Giallo italico di qualche pregio, con un cast di tutto
rispetto che annovera Giancarlo Giannini come protagonista,
Stefania Sandrelli come moglie di Giannini, Barbara
Bouchet (che muore subito ma si mostra generosa alla
mdp), Rossella Falk, nonché, in una particina
equivoca, Eugene Walter, il prete visto ne La
casa dalle finestre che ridono (1976). Fra le solite
pubblicità da film anni '70 (in questo caso acqua
Pejo) e lo score di Morricone in cui spicca il tema
musicale in cui una donna sospira (stile Je t'aime,
moi non plus), questo emulo de L'uccello
dalle piume di cristallo (1970) si fa apprezzare
per la fotografia, per l'attenzione nella costruzione
dei personaggi (soprattutto quella del commissario Tellini)

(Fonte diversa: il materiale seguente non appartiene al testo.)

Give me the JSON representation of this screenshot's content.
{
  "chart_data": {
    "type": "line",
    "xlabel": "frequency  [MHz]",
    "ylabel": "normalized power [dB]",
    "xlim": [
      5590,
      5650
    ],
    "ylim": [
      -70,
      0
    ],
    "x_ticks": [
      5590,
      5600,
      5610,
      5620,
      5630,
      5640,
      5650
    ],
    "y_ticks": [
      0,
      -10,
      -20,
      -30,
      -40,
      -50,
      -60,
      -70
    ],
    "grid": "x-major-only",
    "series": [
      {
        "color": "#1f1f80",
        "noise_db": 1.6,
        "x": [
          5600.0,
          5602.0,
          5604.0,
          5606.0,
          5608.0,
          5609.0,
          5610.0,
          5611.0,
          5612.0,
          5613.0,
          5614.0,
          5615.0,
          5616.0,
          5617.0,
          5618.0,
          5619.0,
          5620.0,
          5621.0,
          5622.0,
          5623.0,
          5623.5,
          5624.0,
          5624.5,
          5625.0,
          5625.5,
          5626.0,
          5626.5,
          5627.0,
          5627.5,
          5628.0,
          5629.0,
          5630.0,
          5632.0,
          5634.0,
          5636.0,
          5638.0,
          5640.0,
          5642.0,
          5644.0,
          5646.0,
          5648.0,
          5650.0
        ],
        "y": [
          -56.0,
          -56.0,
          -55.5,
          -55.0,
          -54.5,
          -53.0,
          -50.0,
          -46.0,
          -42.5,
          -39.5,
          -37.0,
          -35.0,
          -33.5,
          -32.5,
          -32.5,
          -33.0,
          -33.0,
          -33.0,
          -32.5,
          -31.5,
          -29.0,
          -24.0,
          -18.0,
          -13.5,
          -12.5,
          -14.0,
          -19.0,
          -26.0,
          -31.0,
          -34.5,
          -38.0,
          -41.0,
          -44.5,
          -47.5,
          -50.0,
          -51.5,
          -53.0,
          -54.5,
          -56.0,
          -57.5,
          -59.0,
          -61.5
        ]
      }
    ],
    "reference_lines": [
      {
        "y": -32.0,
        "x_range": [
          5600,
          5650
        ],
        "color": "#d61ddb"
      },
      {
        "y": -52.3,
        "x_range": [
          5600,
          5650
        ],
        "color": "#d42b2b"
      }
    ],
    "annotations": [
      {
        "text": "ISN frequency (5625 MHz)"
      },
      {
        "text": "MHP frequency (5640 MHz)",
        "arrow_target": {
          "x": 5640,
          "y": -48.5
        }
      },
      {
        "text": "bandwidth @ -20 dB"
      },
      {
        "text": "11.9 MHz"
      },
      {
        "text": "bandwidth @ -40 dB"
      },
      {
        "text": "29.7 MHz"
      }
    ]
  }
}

e per l'interpretazione convincente degli attori. La
pellicola non manca di difetti, i quali vanno dalle
solite banalità del genere, un tempo però
non così scontate, alla mancanza di una vera
e propria tensione e men che meno paura. Sentire una
donna che al protagonista dice "Venga domani
le dirò chi è l'assassino" lascia
pochi dubbi su chi possa essere la successiva vittima.
Nonostante ciò, il body count è elevato
e il film è arricchito anche da momenti di azione,
come l'inseguimento in cima al palazzo. Il movente che
porta il criminale a compiere gli omicidi è,
come al solito, sempre ai limiti dell'inverosimile.
In tutti i casi, La tarantola dal ventre
nero non deluderà gli appassionati del giallo
all'italiana. Rimane un film per gli amanti del genre.
Noto all'estero come: The Black belly of the Tarantula
(USA), Der Schwarze Leib der Tarantel (Germania),
La tarentule au ventre noir (Francia).